While the most dramatic recent growth has been on the rails, more people are also travelling on Auckland’s much more extensive bus network, with 57 million journeys in the year to March 2015, an 8.5% increase over the previous year. Numbers using the Northern Express busway were up 17%. Even ferry services recorded a 5% increase, with a total of 5.4 million trips. Overall, Auckland’s public transport journeys to March 2015 totalled 78 million, an increase of 10% on the year before.
Rather than just being an exercise in updating statistics, significant changes like this invite us to reassess the way we think about our cities. As Te Ara’s Public Transport and Railways entries explain, all major New Zealand cities experienced a significant decline in public transport patronage during the second half of the 20th century, an era when the car was king. As a result, in the 1990s and early 2000s New Zealand, and Auckland especially, had one of the lowest rates of public transport use in the world. Most people still commute by car of course, and we shouldn’t overstate the rise of public transit. But the recent turnaround is historically significant, and is one of a number of trends that are reshaping New Zealand’s largest city.
Similarly, for decades we’ve thought of Wellington as New Zealand’s rail-commuter capital. Patronage there has also grown since the early 2000s, and with more than 12 million rail journeys in 2014/15 it’s still well ahead on a per capita basis. But in absolute terms Wellington’s commuter numbers are unlikely to top Auckland’s again. With 55% of all New Zealand’s public transport journeys happening there, we need to recognise Auckland as the country’s new commuter hub.

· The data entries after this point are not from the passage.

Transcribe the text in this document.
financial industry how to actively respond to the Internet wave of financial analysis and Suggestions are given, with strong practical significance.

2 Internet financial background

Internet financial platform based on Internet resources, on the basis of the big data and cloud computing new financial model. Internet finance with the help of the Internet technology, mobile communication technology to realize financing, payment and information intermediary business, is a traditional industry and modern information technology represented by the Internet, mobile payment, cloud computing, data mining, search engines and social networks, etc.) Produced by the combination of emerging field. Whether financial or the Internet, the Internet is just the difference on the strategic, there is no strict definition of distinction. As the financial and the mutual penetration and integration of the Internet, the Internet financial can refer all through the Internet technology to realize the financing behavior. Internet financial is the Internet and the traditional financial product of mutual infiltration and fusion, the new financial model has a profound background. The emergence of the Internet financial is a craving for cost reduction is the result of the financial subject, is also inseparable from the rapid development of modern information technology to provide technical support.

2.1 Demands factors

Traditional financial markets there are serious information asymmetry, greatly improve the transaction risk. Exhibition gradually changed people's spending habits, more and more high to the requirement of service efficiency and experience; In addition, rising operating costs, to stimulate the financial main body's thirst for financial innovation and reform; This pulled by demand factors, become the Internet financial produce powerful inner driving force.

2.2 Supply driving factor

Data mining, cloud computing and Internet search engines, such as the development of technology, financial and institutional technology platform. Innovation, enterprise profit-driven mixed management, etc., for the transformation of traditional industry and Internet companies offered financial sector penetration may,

Like most revolutions, this one has a variety of causes. Public transport patronage jumped around 2008 as petrol prices rose, but has accelerated even as pump prices have fallen Traffic congestion, travel times and parking costs are all major influences; for some, concern over fossil fuels and climate change is a factor. New migrants may be more used to public transport and rail travel has also benefited from our growing dependence on smartphones, tablets and laptops, which allow commuters to work or play during their journey. Arguably the primary driver has been long-overdue investment in infrastructure and improvements to the quality and frequency of services, which have clearly unlocked significant latent demand for public transport.
The opening of the downtown Britomart Transport Centre in 2003 was a key first step, and over the last decade central government has invested heavily in upgrading and electrifying the network, duplicating tracks, building new stations, reopening the Onehunga branch line (closed since 1973) and purchasing new Spanish-built electric multiple units, the first of which entered service in April 2014. With main construction work on the 3.4-km underground Auckland City Rail Link due to start in 2018, further growth is expected.
Public transport is a fast moving environment, especially in New Zealand’s largest and most dynamic city. On current trends, 20 million rail journeys will be taken in Auckland in 2016. We may need to revisit these entries sooner rather than later.